Applying Our Estimates
Using the aforementioned estimations, we have a formula for what a real-world “worst starter” baseline might look like in various league setups. Let “N” be the number of teams in the league, “S” equal the number of weekly starters at the position (not counting flexes), “F” equal the number of flexes, and let “SF” equal the number of superflexes. Here are the formulas for determining the weekly “worst starter” baseline in various scoring systems:
QB = N * (S + 0.75*SF) * 1.56
RB = N * (S + 0.8*F + 0.2*SF) * 1.22
WR = N * (S + 0.2*F + 0.05*SF) * 1.22
TE = N * S * 1.81
QB = N * (S + 0.75*SF) * 1.56
RB = N * (S + 0.3*F + 0.08*SF) * 1.22
WR = N * (S + 0.7*F + 0.17*SF) * 1.22
TE = N * S * 1.81
QB = N * (S + 0.75*SF) * 1.56
RB = N * (S + 0.24*F + 0.06*SF) * 1.22
WR = N * (S + 0.56*F + 0.14*SF) * 1.22
TE = N * (S + 0.20*F + 0.05*SF) * 1.81
Finally, you can take that result and multiply by 16 to get the “worst start” baseline for the whole season.

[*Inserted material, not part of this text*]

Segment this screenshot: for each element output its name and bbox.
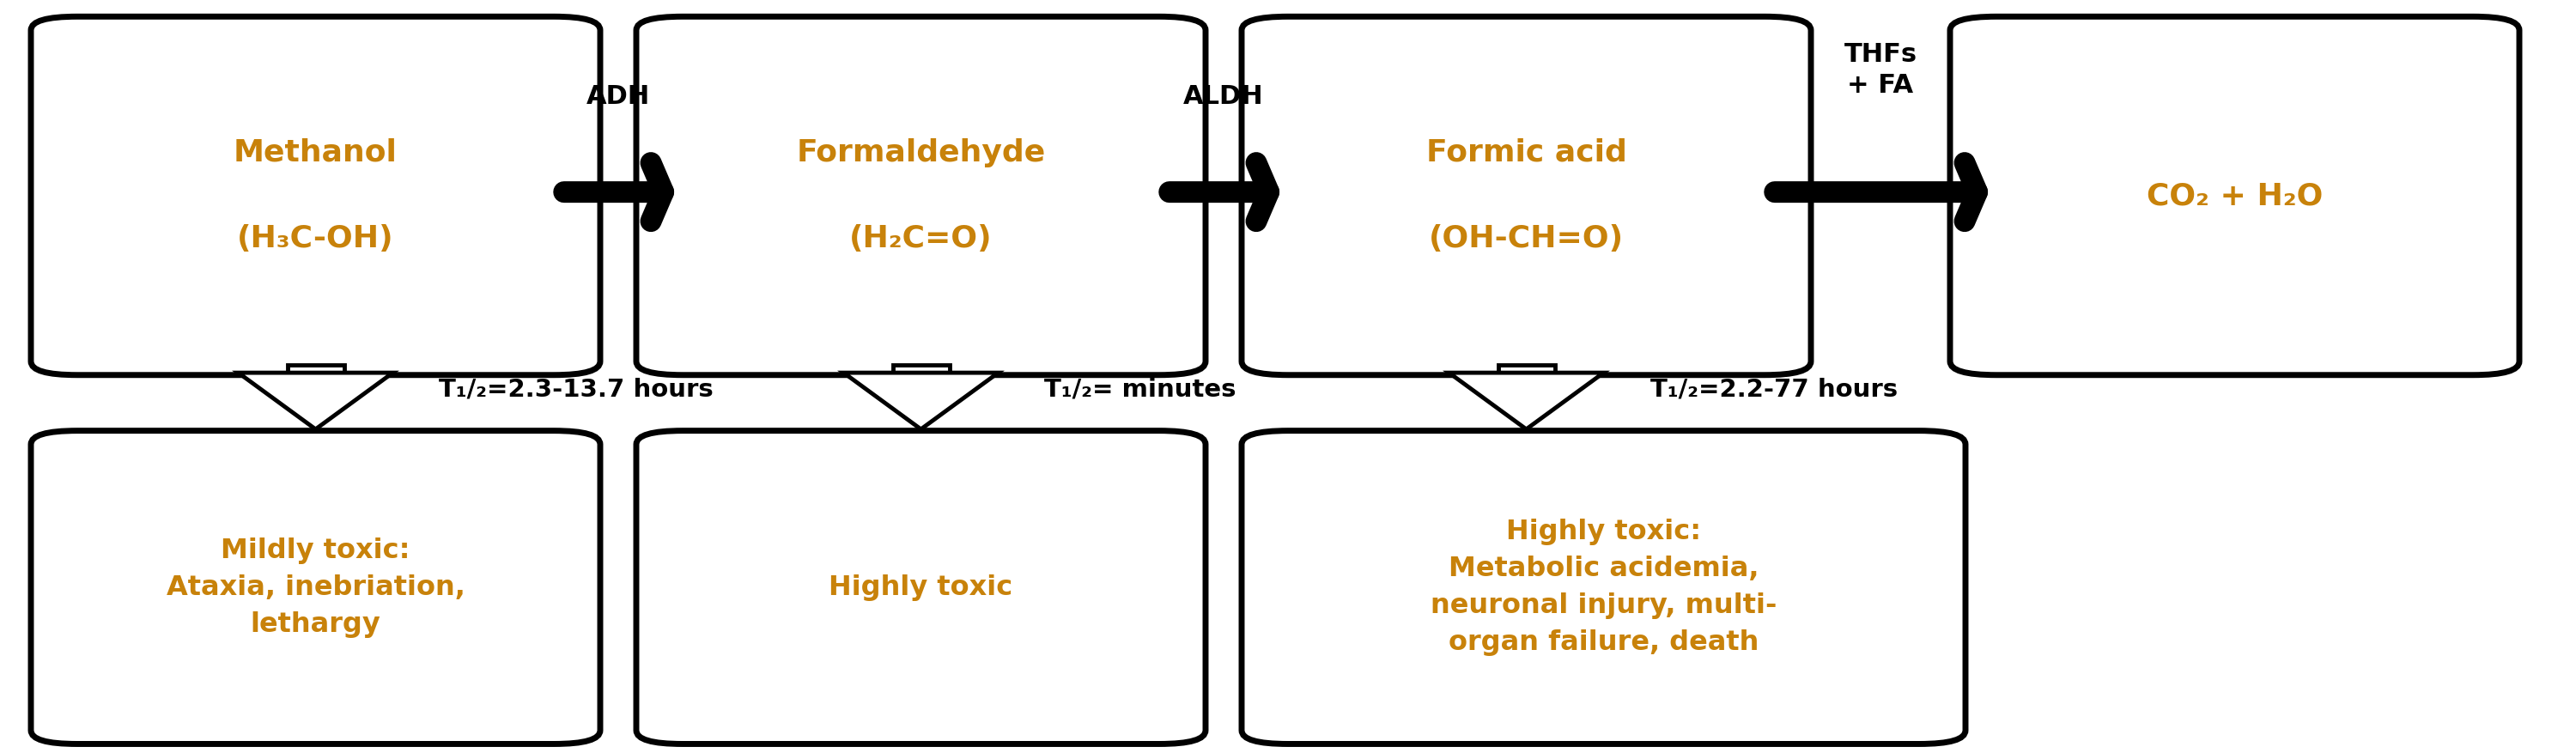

Here’s a sample to walk you through the process. Let’s assume we’re playing in a 10-team TE premium league that starts 1/2/3/1 with one flex and one superflex position. N = 10, S = 1/2/3/1, F = 1, SF = 1
QB = 10 * (1 + 0.75) * 1.56 = 27.30 (on average, the “worst starter” every week is QB27)
RB = 10 * (2 + .24 + .06) * 1.22 = 28.06 (on average, the “worst starter” every week is RB28)
WR = 10 * (3 + .56 + .14) * 1.22 = 45.14 (on average, the “worst starter” every week is WR45)
TE = 10 * (1 + 0.20 + 0.05) * 1.81 = 22.63 (on average, the “worst starter” every week is TE23)
If we multiply all of those results by 16, we get a baseline of 437 starts at quarterback, 449 starts at running back, 722 starts at wide receiver, and 362 starts at tight end.
Using these formulas, you should be able to get pretty close to what an actual "worst case scenario" might look like in your leagues this year. If everything goes sideways in week 1, you lose your starting quarterback for the season, and you're forced to try to cobble something together on the fly, what might that look like? These calculations should give you a pretty rough idea.
One final note: our estimate for the superflex position breaks down quickly in larger leagues. In a 12-team league, it already assumes a baseline of QB32- in other words, every single starting quarterback in the NFL will be considered "startable" in fantasy every week. In 14-team leagues, it would estimate the baseline at 38 quarterbacks a week, which is just silly. No matter how quarterback-friendly the league is, nobody is going to opt to start backup quarterbacks if they have any alternative.
We could try to build a formula that fixes this, but honestly, a simpler solution is just to assume when you play in a large league with an available superflex that the quarterback baseline is QB32 on a weekly basis and 512 “quarterback starts” on a season-long basis. In short, if there aren’t enough quarterbacks to go around, just assume that every team will start every quarterback they have every week.